I’m going to get a guest blogger to talk about EXACTLY why this sort of attempt to hold back the digital tide is stupid quite soon.

But sweet baby jeebers, I just looked at those MPs websites - never has the claim that “politics is showbusiness for ugly people” rung so true!

Venichka    
  5 September, 2008, 12:13 am

What morons and what a stupid idea.

I remember the days (what, scarily, almost 30 years ago) when records use to have that skull and crossbones symbol next to a image of a crossed-through cassette tape, by the slogan “HOME TAPING IS KILLING MUSIC”

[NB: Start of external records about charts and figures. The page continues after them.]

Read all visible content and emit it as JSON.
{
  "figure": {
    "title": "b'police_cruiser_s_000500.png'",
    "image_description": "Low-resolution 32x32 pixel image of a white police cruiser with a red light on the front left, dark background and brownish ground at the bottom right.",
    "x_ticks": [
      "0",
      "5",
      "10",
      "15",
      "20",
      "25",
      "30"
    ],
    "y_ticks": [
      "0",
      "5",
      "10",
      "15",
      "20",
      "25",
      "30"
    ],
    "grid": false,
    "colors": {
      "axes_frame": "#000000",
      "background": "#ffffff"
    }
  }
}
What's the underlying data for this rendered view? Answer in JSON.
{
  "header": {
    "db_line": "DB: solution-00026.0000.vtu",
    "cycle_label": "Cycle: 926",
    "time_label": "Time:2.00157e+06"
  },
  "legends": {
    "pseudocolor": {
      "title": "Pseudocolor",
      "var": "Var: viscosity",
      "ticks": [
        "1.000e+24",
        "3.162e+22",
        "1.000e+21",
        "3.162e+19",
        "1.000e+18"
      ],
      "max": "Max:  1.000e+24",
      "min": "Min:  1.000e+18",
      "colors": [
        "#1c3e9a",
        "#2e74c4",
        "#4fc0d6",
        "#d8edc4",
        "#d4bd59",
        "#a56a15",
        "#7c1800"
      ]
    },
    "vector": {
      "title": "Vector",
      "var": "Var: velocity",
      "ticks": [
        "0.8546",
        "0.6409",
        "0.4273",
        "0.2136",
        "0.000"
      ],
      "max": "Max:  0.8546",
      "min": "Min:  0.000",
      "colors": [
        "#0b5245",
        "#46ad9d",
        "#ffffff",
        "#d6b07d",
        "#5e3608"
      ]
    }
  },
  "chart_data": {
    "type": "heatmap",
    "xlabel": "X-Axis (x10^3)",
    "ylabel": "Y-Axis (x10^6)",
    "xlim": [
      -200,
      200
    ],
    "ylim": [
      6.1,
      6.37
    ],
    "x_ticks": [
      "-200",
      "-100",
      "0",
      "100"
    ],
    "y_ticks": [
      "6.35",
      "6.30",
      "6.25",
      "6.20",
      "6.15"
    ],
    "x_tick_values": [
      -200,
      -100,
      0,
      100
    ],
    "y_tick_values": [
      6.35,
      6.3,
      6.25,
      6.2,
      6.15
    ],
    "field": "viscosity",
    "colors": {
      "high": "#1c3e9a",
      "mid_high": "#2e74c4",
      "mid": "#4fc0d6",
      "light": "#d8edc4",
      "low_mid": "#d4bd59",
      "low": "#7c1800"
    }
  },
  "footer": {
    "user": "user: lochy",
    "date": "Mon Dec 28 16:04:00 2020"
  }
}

which, if that wasn’t an invitation to go out and tape some Phil Collins in the hope he would stop making it, was nothing

thelonious punk    
  5 September, 2008, 9:41 am

Pete Wishart isn’t a failed rock star: he played in Gaelic rockers Runrig. He’s gone from keyboard player in an inexplicably successful crap band to MP for an inexplicably popular crap party.

Tim Allon    
  5 September, 2008, 9:51 am

I can remember at various points there being moves to place levies on blank cassettes and blank CDs, although I don’t recall if they ever came to anything. This made some sense at the time, because the primary use for blank CDs and cassettes then would have been to make what were illegal copies, for personal use or otherwise. However, copying music to your PC is today synonymous with using a CD. Even simply playing a CD involves copying it so that the data can be decoded, but as we’ve moved towards a hard disc-based environment, the CD is, for many if not most people, literally a medium to transport your music from the shop to your PC, often copied once and never accessed again.

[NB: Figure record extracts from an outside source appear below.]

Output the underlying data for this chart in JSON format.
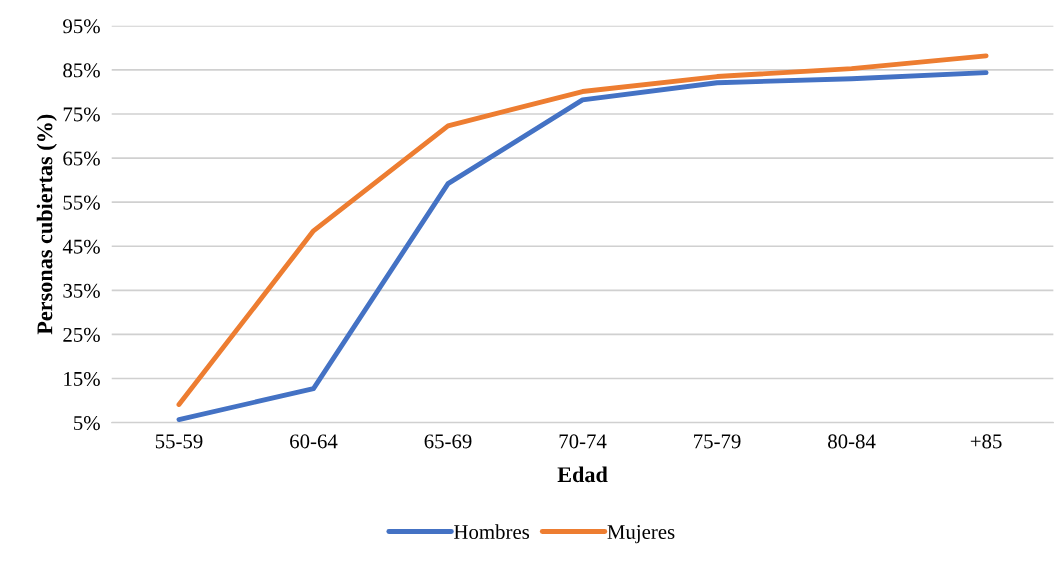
{
  "chart_data": {
    "type": "line",
    "xlabel": "Edad",
    "ylabel": "Personas cubiertas (%)",
    "categories": [
      "55-59",
      "60-64",
      "65-69",
      "70-74",
      "75-79",
      "80-84",
      "+85"
    ],
    "series": [
      {
        "name": "Hombres",
        "color": "#4472c4",
        "values": [
          5.7,
          12.7,
          59.2,
          78.2,
          82.1,
          83.0,
          84.4
        ]
      },
      {
        "name": "Mujeres",
        "color": "#ed7d31",
        "values": [
          9.1,
          48.5,
          72.3,
          80.1,
          83.5,
          85.3,
          88.2
        ]
      }
    ],
    "ylim": [
      5,
      95
    ],
    "yticks": [
      {
        "value": 5,
        "label": "5%"
      },
      {
        "value": 15,
        "label": "15%"
      },
      {
        "value": 25,
        "label": "25%"
      },
      {
        "value": 35,
        "label": "35%"
      },
      {
        "value": 45,
        "label": "45%"
      },
      {
        "value": 55,
        "label": "55%"
      },
      {
        "value": 65,
        "label": "65%"
      },
      {
        "value": 75,
        "label": "75%"
      },
      {
        "value": 85,
        "label": "85%"
      },
      {
        "value": 95,
        "label": "95%"
      }
    ],
    "grid": "y",
    "legend": "bottom",
    "marker": "none",
    "line_style": "solid"
  }
}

The problem is that the industry is struggling to make the psychological transition from music being a physical product in the form of a record or CD, to it being a bit of data that can and will be duplicated infinitely from even a single copy.

In a way, I don’t really blame them. I have no problem with artists and businesses making money from music, if law can strike a balance between providing an incentive for music to be made and marketed, and consumers and the public having fair use of that music. However, no one really knows where the revenue is going to come from at a time when the price of music is heading towards zero.

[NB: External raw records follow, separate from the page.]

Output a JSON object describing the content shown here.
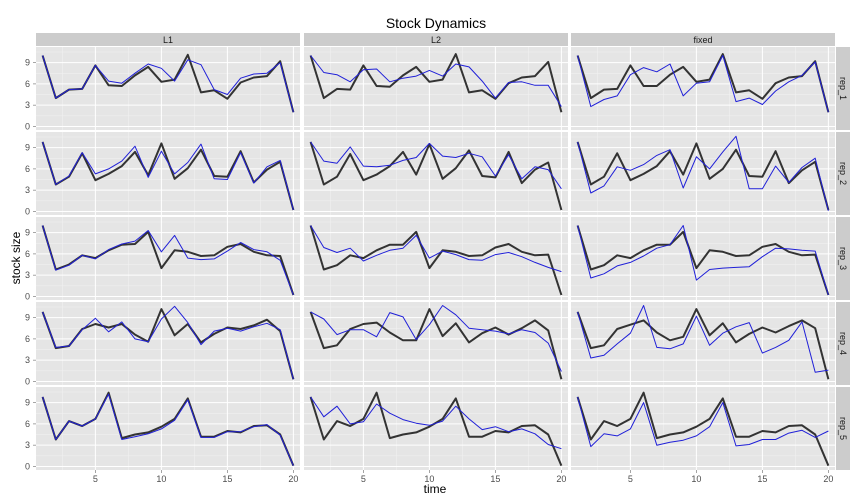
{
  "chart_data": {
    "type": "line",
    "title": "Stock Dynamics",
    "xlabel": "time",
    "ylabel": "stock size",
    "columns": [
      "L1",
      "L2",
      "fixed"
    ],
    "rows": [
      "rep_1",
      "rep_2",
      "rep_3",
      "rep_4",
      "rep_5"
    ],
    "xlim": [
      0.5,
      20.5
    ],
    "ylim": [
      -0.5,
      11.2
    ],
    "x_ticks": [
      5,
      10,
      15,
      20
    ],
    "y_ticks": [
      0,
      3,
      6,
      9
    ],
    "grid": true,
    "legend": "none",
    "colors": {
      "panel_bg": "#e5e5e5",
      "strip_bg": "#cccccc",
      "grid_major": "#ffffff",
      "grid_minor": "#f2f2f2",
      "series_dark": "#333333",
      "series_blue": "#2020d8"
    },
    "x": [
      1,
      2,
      3,
      4,
      5,
      6,
      7,
      8,
      9,
      10,
      11,
      12,
      13,
      14,
      15,
      16,
      17,
      18,
      19,
      20
    ],
    "panels": {
      "L1": {
        "rep_1": {
          "dark": [
            10,
            4,
            5.2,
            5.3,
            8.6,
            5.8,
            5.7,
            7.2,
            8.4,
            6.3,
            6.6,
            10.1,
            4.8,
            5.1,
            3.9,
            6.2,
            6.9,
            7.1,
            9.2,
            2
          ],
          "blue": [
            10,
            4,
            5.2,
            5.3,
            8.6,
            6.4,
            6.1,
            7.5,
            8.8,
            8.2,
            6.4,
            9.4,
            8.7,
            5.2,
            4.5,
            6.8,
            7.4,
            7.5,
            9,
            2
          ]
        },
        "rep_2": {
          "dark": [
            9.8,
            3.8,
            4.9,
            8.2,
            4.4,
            5.3,
            6.4,
            8.4,
            5.1,
            9.6,
            4.6,
            6.1,
            8.7,
            5,
            4.9,
            8.5,
            4.1,
            5.9,
            7,
            0.2
          ],
          "blue": [
            9.8,
            3.8,
            5,
            8.3,
            5.3,
            6,
            7.1,
            9.2,
            4.8,
            8.5,
            5.3,
            6.9,
            9.5,
            4.6,
            4.5,
            8.3,
            4,
            6.3,
            7.2,
            0.2
          ]
        },
        "rep_3": {
          "dark": [
            10,
            3.8,
            4.5,
            5.8,
            5.4,
            6.5,
            7.3,
            7.4,
            9.1,
            4,
            6.5,
            6.3,
            5.7,
            5.8,
            7,
            7.4,
            6.3,
            5.8,
            5.7,
            0.2
          ],
          "blue": [
            10,
            3.7,
            4.4,
            5.8,
            5.3,
            6.6,
            7.4,
            7.8,
            9.3,
            6.3,
            8.6,
            5.4,
            5.2,
            5.3,
            6.4,
            7.6,
            6.6,
            6.3,
            5.1,
            0.2
          ]
        },
        "rep_4": {
          "dark": [
            9.8,
            4.7,
            5,
            7.4,
            8.1,
            7.6,
            8.1,
            6.6,
            5.6,
            10.2,
            6.5,
            8.1,
            5.5,
            6.7,
            7.6,
            7.4,
            7.9,
            8.7,
            7.1,
            0.3
          ],
          "blue": [
            9.8,
            4.8,
            5,
            7.3,
            8.9,
            7,
            8.4,
            6,
            5.6,
            8.8,
            10.6,
            8.3,
            5.2,
            7.1,
            7.5,
            7.1,
            7.7,
            8.2,
            7.3,
            0.3
          ]
        },
        "rep_5": {
          "dark": [
            9.8,
            3.8,
            6.4,
            5.7,
            6.7,
            10.4,
            4,
            4.5,
            4.8,
            5.6,
            6.7,
            9.6,
            4.2,
            4.2,
            5,
            4.8,
            5.7,
            5.8,
            4.5,
            0.1
          ],
          "blue": [
            9.8,
            3.8,
            6.4,
            5.7,
            6.7,
            10.2,
            3.8,
            4.2,
            4.6,
            5.3,
            6.5,
            9.4,
            4.1,
            4.1,
            4.9,
            4.9,
            5.6,
            5.9,
            4.4,
            0.1
          ]
        }
      },
      "L2": {
        "rep_1": {
          "dark": [
            10,
            4,
            5.3,
            5.2,
            8.6,
            5.7,
            5.6,
            7.2,
            8.4,
            6.3,
            6.6,
            10.2,
            4.8,
            5.1,
            3.9,
            6.1,
            6.9,
            7.1,
            9.1,
            2
          ],
          "blue": [
            10,
            7.6,
            7.3,
            6.3,
            8,
            8.1,
            6.3,
            6.8,
            7.1,
            7.9,
            7.1,
            8.8,
            8.4,
            6.4,
            4,
            6.2,
            6.3,
            5.8,
            5.8,
            2.8
          ]
        },
        "rep_2": {
          "dark": [
            9.8,
            3.8,
            4.9,
            8.1,
            4.4,
            5.2,
            6.4,
            8.4,
            5.2,
            9.5,
            4.6,
            6.1,
            8.6,
            5,
            4.8,
            8.4,
            4,
            5.9,
            6.9,
            0.2
          ],
          "blue": [
            9.8,
            7.1,
            6.8,
            9.1,
            6.4,
            6.3,
            6.5,
            7.2,
            7.6,
            9.6,
            7.8,
            7.6,
            8.2,
            7.7,
            5,
            8,
            4.6,
            6.3,
            5.9,
            3.2
          ]
        },
        "rep_3": {
          "dark": [
            10,
            3.8,
            4.4,
            5.8,
            5.4,
            6.5,
            7.3,
            7.3,
            9.1,
            4,
            6.5,
            6.3,
            5.7,
            5.8,
            6.9,
            7.4,
            6.3,
            5.8,
            5.9,
            0.2
          ],
          "blue": [
            10,
            6.9,
            6.2,
            6.8,
            5,
            5.8,
            6.5,
            6.8,
            8.6,
            5.4,
            6.4,
            5.9,
            5.2,
            5.1,
            5.9,
            6.2,
            5.6,
            4.8,
            4.1,
            3.5
          ]
        },
        "rep_4": {
          "dark": [
            9.8,
            4.7,
            5.1,
            7.4,
            8.1,
            8.3,
            6.9,
            5.8,
            5.8,
            10.2,
            6.4,
            8.2,
            5.5,
            6.8,
            7.6,
            6.6,
            7.5,
            8.6,
            7.2,
            0.3
          ],
          "blue": [
            9.8,
            8.8,
            6.6,
            7.3,
            7.3,
            6.3,
            9.7,
            9.1,
            5.9,
            8,
            10.7,
            9.4,
            7.5,
            7.3,
            7.1,
            6.7,
            7.3,
            6.9,
            5.4,
            1.4
          ]
        },
        "rep_5": {
          "dark": [
            9.8,
            3.8,
            6.4,
            5.7,
            6.7,
            10.4,
            4,
            4.5,
            4.8,
            5.6,
            6.7,
            9.6,
            4.2,
            4.2,
            5,
            4.8,
            5.7,
            5.8,
            4.5,
            0.1
          ],
          "blue": [
            9.8,
            7,
            8.5,
            6,
            6.3,
            8.8,
            7.5,
            6.6,
            6.1,
            5.8,
            6.4,
            8.5,
            6.7,
            5.2,
            5.6,
            4.9,
            5.3,
            4.6,
            3.1,
            2.5
          ]
        }
      },
      "fixed": {
        "rep_1": {
          "dark": [
            10,
            4,
            5.2,
            5.3,
            8.6,
            5.7,
            5.7,
            7.3,
            8.4,
            6.3,
            6.6,
            10.2,
            4.8,
            5.1,
            3.9,
            6.1,
            6.9,
            7.1,
            9.2,
            2
          ],
          "blue": [
            10,
            2.8,
            3.8,
            4.3,
            7.3,
            8.3,
            7.7,
            8.8,
            4.3,
            6.1,
            6.3,
            10,
            3.5,
            4,
            3.1,
            5,
            6.3,
            7.2,
            9.1,
            2
          ]
        },
        "rep_2": {
          "dark": [
            9.8,
            3.8,
            4.9,
            8.2,
            4.4,
            5.3,
            6.4,
            8.5,
            5.2,
            9.6,
            4.6,
            6,
            8.7,
            5,
            4.9,
            8.5,
            4,
            5.8,
            7,
            0.2
          ],
          "blue": [
            9.8,
            2.6,
            3.6,
            6.3,
            5.8,
            6.6,
            7.9,
            8.7,
            3.3,
            7.7,
            6,
            8.4,
            10.6,
            3.2,
            3.2,
            6.4,
            4.1,
            6.2,
            7.5,
            0.1
          ]
        },
        "rep_3": {
          "dark": [
            10,
            3.8,
            4.4,
            5.8,
            5.4,
            6.5,
            7.3,
            7.3,
            9.1,
            4,
            6.5,
            6.3,
            5.7,
            5.8,
            7,
            7.4,
            6.3,
            5.8,
            5.9,
            0.2
          ],
          "blue": [
            10,
            2.6,
            3.2,
            4.3,
            4.8,
            5.7,
            6.8,
            7.3,
            10,
            2.3,
            3.8,
            4,
            4.1,
            4.2,
            5.6,
            6.8,
            6.7,
            6.5,
            6.4,
            0.2
          ]
        },
        "rep_4": {
          "dark": [
            9.8,
            4.7,
            5.1,
            7.4,
            8,
            8.6,
            6.9,
            5.8,
            6.3,
            10.2,
            6.5,
            8.2,
            5.5,
            6.7,
            7.6,
            6.9,
            7.8,
            8.6,
            7.5,
            0.3
          ],
          "blue": [
            9.8,
            3.3,
            3.7,
            5.3,
            6.8,
            10.7,
            4.8,
            4.6,
            5.3,
            9.2,
            5.1,
            6.8,
            7.7,
            8.3,
            4,
            4.8,
            5.8,
            8.4,
            1.3,
            1.6
          ]
        },
        "rep_5": {
          "dark": [
            9.8,
            3.8,
            6.4,
            5.7,
            6.7,
            10.4,
            4,
            4.5,
            4.8,
            5.6,
            6.7,
            9.6,
            4.2,
            4.2,
            5,
            4.8,
            5.7,
            5.8,
            4.5,
            0.1
          ],
          "blue": [
            9.8,
            2.8,
            4.6,
            4.3,
            5.3,
            9,
            3,
            3.4,
            3.7,
            4.3,
            5.6,
            9,
            2.9,
            3.1,
            3.8,
            3.8,
            4.7,
            5.1,
            4.1,
            5
          ]
        }
      }
    }
  }
}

So, what’s happening, is that the music industry is lobbying for ever more draconian and unfair laws in order to replace lost revenues. This is understandable. What is not understandable is for government to implement daft legislation that, extends copyrights for decades after the deaths of the writers, or, like here, effectively taxes people for listening to the music that they’ve bought.

Tim Allon    
  5 September, 2008, 9:55 am

You can register your protest by clicking on my secret blog, which nobody apart from David T has visited yet.

thermaland    
  5 September, 2008, 3:23 pm

I can confirm that in France there is a “tax” on blank CD-Rs etc… and this is redistributed to the entertainment industry in proportion of actual sales. So e.g. new artists needing to make demos of their work essentially have to pay Johnny Halliday and Céline Dion for the privilege. I for one can’t think of a fairer system.